Just as there are two types of punks (well, there are 7 thousand types of punks) there are two types of bohemians, those who are bohemian by descent and those who are bohemian by convergence. (I think those are the biological terms.) So, you know, some people are punk (or think they're punk) because they've listened to a lot of punk and they're consciously influenced by punk. And there are some people who are punk even if they've hardly heard a note of punk, they just are punks, or were for the three minutes the mic was turned on. Sorta the way Stevie Nicks and Micheal Jackson have moments when they're more punk than Rancid will ever be. (This is not to knock Rancid.) So, some people are bohemians because they've read the beats and listened to the jazz or whatever, or punk or whatever, indie, whatever whatever, and then there are people who are bohemians because they inadvertantly invent their own bohemia. Maybe Buffett's in the latter category.

Frank Kogan (Frank Kogan), Sunday, 16 July 2006 02:52 (nineteen years ago)

I'm doing the antipacking procrastination thing too, just like xhuxk. I need to clear off and clear space away from my desk and dresser tonight, 'cause a friend is coming over to help me move them tomorrow. So, gotta go.

Frank Kogan (Frank Kogan), Sunday, 16 July 2006 02:56 (nineteen years ago)

(are you eloping too, Frank?
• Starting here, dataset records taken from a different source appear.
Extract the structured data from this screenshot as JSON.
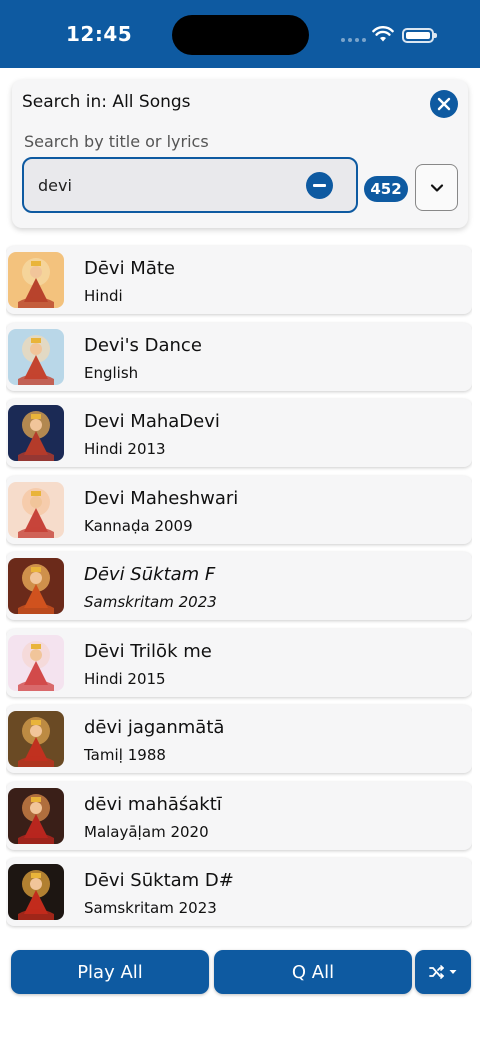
{
  "status_bar": {
    "time": "12:45"
  },
  "search": {
    "title": "Search in: All Songs",
    "hint": "Search by title or lyrics",
    "value": "devi",
    "result_count": "452"
  },
  "songs": [
    {
      "title": "Dēvi Māte",
      "subtitle": "Hindi",
      "italic": false,
      "art": [
        "#f3c27d",
        "#b8432c",
        "#f6d9a4"
      ]
    },
    {
      "title": "Devi's Dance",
      "subtitle": "English",
      "italic": false,
      "art": [
        "#b9d7e8",
        "#c4442f",
        "#f0d9b8"
      ]
    },
    {
      "title": "Devi MahaDevi",
      "subtitle": "Hindi 2013",
      "italic": false,
      "art": [
        "#1b2a55",
        "#b43b2a",
        "#e6a84f"
      ]
    },
    {
      "title": "Devi Maheshwari",
      "subtitle": "Kannaḍa 2009",
      "italic": false,
      "art": [
        "#f6dccb",
        "#c7443a",
        "#f5c7a1"
      ]
    },
    {
      "title": "Dēvi Sūktam F",
      "subtitle": "Samskritam 2023",
      "italic": true,
      "art": [
        "#6b2a1a",
        "#d0521e",
        "#f0b35c"
      ]
    },
    {
      "title": "Dēvi Trilōk me",
      "subtitle": "Hindi 2015",
      "italic": false,
      "art": [
        "#f4e3ef",
        "#d24a4a",
        "#f6d7d3"
      ]
    },
    {
      "title": "dēvi jaganmātā",
      "subtitle": "Tamiḷ 1988",
      "italic": false,
      "art": [
        "#6a4a24",
        "#c1311f",
        "#d9a24d"
      ]
    },
    {
      "title": "dēvi mahāśaktī",
      "subtitle": "Malayāḷam 2020",
      "italic": false,
      "art": [
        "#3a1f18",
        "#b8261e",
        "#d88a4a"
      ]
    },
    {
      "title": "Dēvi Sūktam D#",
      "subtitle": "Samskritam 2023",
      "italic": false,
      "art": [
        "#1d1612",
        "#c22b1c",
        "#e3a43c"
      ]
    }
  ],
  "actions": {
    "play_all": "Play All",
    "queue_all": "Q All"
  },
  "colors": {
    "accent": "#0e5aa1",
    "row_bg": "#f6f6f7"
  },
  "icons": {
    "close": "close-icon",
    "clear": "minus-circle-icon",
    "dropdown": "chevron-down-icon",
    "shuffle": "shuffle-icon",
    "wifi": "wifi-icon",
    "battery": "battery-icon"
  }
}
I won't tell.) Judging by his interviews over the decades, I don't know that Buffet's ever done anything inavertant, imagewise, anyway. From the time he got a j-school degree and became a Billboard stringer, so he could study the Biz and make contacts, he's been pretty calculating (not nec. a bad or good thing, just saying). Anthony, if you get a chance to send your Willieology tomorrow, would be good, cos I gotta finish by Monday. thx & peace out guys(Toussaint & Costello's good live session on World Cafe now, will have to check their album, which xgau digs; hope I finish in time to see Dierks' Summerfest set tomorrow night, but CMT will re-run during next week)

don (dow), Sunday, 16 July 2006 03:20 (nineteen years ago)

frank and i are getting married in vegas by elvis.

(chuck, are you registered anywhere, or is this not elopement?)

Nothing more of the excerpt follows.